Mark Tooley has profiled the 2008 annual meeting of the Southern Baptist Convention for The Weekly Standard. He writes:

‘Are Southern Baptists “dwindling”? Recent headlines about the annual meeting of the 16.27 million member Southern Baptist Convention (SBC) refer to its ostensible struggles with membership decline. Having lost 40,000 members last year, America’s second biggest religious body was described as “dwindling” . . .

‘The SBC’s once surging growth has certainly flattened, and at their annual meeting, the 9,500 SBC delegates fretted about the decline in baptisms and other ill omens. . .

‘The generation of SBC pastors who fought the 1980s battles over biblical inerrancy is fading. And many younger pastors have hoped the SBC would move beyond its historic controversies. In 2006, they elected the relatively young Frank Page, a South Carolina pastor, as the SBC’s president. Page, though still conservative, ostensibly would offer a “softer” image for a new 21st century SBC. How effective Page was as the SBC’s image crafter is unclear. Earlier this year, he involved himself in an imbroglio when he endorsed an unofficial global warming statement that seemingly chastised the SBC for its official skepticism that climate change is entirely human driven. Page’s stance put him virtually at odds with public statements by the SBC’s longtime public policy spokesman, Richard Land, who heads the church’s Ethics and Religious Liberty Commission.’

This is an interesting article, but it doesn’t say anything about what I think was the most important item to come out of this convention—the resolution on regenerate church membership. It is precisely on this point that so many churches are falling short of the great commission to make disciples, and Tooley doesn’t even mention it.

I don’t hold anything against Tooley for missing the point. I just hope Southern Baptists don’t.


  • Joshua

    As a former Southern Baptist, I left the church very well equipped as a Christian. However, thats because I ran after it. In the 4 SBC churches I’ve attended in my life, the biggest problem is people come to church with the expectancey of what the church is going to do for them, not what they AS the church are going to do (which is what Christ instructed us). Being comfortable is dangerous, because there is nothing comfortable about the gospel.

    I hope and pray that the SBC doesn’t die off, which I don’t think it will, but I also hope and pray for it to come to its senses.

  • Kris

    Hello Joshua.

    I think the church should be expected to do for its new members. That is where we have failed in disciplship. A person will not likely mature without the loving nurture of a church home. Without mature believers there is no one to teach the new believers.

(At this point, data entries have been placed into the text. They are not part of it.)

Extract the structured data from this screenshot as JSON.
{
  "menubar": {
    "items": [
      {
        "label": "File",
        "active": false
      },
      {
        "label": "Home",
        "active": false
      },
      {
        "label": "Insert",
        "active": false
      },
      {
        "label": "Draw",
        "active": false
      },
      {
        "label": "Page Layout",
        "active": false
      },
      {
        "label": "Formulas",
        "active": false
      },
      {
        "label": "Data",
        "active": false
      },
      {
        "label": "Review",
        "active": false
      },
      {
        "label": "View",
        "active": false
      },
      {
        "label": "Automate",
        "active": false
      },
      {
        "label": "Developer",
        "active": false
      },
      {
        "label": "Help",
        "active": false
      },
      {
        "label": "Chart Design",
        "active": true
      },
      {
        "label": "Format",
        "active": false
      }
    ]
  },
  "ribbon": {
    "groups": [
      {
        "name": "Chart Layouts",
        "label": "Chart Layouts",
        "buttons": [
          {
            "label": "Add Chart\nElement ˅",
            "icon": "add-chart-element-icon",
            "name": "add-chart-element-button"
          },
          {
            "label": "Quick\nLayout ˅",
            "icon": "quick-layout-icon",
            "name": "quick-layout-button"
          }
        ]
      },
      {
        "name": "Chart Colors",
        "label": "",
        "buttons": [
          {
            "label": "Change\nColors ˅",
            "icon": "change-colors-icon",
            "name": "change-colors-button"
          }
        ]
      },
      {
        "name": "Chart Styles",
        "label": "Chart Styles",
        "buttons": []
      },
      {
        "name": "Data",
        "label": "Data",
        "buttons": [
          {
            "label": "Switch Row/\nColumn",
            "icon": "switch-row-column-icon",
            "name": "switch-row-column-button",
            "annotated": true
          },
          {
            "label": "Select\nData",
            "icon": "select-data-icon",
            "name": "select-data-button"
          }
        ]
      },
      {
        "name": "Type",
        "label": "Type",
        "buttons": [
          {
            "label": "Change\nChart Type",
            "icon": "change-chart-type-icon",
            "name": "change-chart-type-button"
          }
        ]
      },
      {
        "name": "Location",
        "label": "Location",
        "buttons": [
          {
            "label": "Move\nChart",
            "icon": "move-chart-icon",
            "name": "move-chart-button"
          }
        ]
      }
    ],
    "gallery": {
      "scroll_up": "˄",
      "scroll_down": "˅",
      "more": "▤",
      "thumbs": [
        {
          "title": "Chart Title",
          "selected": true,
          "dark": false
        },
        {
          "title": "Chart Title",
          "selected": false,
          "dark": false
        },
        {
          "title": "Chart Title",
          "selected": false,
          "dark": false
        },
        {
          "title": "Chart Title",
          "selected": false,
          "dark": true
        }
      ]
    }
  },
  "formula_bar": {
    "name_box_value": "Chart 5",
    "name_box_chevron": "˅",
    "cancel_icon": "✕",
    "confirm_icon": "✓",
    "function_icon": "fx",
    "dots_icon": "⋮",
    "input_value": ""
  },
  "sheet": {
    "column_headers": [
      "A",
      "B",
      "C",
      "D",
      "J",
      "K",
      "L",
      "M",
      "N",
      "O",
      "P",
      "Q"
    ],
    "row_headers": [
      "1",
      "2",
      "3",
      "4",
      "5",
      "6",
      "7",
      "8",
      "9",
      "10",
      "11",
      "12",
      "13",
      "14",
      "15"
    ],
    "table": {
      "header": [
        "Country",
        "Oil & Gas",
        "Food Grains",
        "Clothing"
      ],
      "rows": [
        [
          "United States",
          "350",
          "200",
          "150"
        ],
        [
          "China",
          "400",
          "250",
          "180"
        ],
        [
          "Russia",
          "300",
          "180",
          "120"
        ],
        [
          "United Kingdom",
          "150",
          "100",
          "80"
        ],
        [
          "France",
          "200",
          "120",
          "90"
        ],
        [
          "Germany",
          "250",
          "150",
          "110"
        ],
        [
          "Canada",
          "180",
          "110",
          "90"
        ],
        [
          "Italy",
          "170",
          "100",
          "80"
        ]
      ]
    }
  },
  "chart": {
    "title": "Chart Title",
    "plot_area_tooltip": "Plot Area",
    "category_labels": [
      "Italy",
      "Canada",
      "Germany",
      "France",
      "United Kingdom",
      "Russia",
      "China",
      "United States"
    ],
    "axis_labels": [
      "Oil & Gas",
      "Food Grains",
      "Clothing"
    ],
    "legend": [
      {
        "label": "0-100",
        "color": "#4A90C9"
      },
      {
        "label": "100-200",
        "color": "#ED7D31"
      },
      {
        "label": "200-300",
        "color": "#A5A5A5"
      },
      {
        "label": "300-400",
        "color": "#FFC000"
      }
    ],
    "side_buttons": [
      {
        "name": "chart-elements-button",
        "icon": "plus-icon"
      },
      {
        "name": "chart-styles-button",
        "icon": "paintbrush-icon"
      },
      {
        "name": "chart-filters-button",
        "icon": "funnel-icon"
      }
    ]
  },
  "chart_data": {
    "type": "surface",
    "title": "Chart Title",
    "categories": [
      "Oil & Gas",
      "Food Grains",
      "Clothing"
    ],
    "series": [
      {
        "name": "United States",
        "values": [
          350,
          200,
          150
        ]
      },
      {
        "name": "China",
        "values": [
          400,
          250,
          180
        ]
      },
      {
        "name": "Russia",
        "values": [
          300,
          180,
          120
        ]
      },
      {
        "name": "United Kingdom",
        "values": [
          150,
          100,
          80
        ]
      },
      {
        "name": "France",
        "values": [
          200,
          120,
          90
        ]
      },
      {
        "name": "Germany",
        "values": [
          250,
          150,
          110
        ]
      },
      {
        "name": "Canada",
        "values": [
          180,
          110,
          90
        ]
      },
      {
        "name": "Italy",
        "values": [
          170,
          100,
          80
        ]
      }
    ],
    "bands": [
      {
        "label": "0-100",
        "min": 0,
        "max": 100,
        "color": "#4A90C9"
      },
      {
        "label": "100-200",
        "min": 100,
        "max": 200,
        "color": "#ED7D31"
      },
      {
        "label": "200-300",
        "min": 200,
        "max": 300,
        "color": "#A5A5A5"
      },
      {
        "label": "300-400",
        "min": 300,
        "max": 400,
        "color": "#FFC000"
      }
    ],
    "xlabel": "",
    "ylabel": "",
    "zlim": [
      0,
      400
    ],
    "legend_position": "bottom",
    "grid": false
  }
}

    We often critize people for coming expecting what the church can do for them. For new believers this should be what they expect. Instead they are getting messages or teaching that are geared for those who should already be matured.

    That is why we lose so many after they profess faith in Christ. Of course, the standard response is, “they must have made a false profession”. Do we expect our children to know all the things of life from the start. Neither should we expect new believers to have a mature knowledge of Christ after ‘regeneration’. Christ didn’t!

  • Kris

    BTW Denny, thanks for this post.

    I think this is what we should be focused on, it seems much more important than many other issues that draw much more commenting.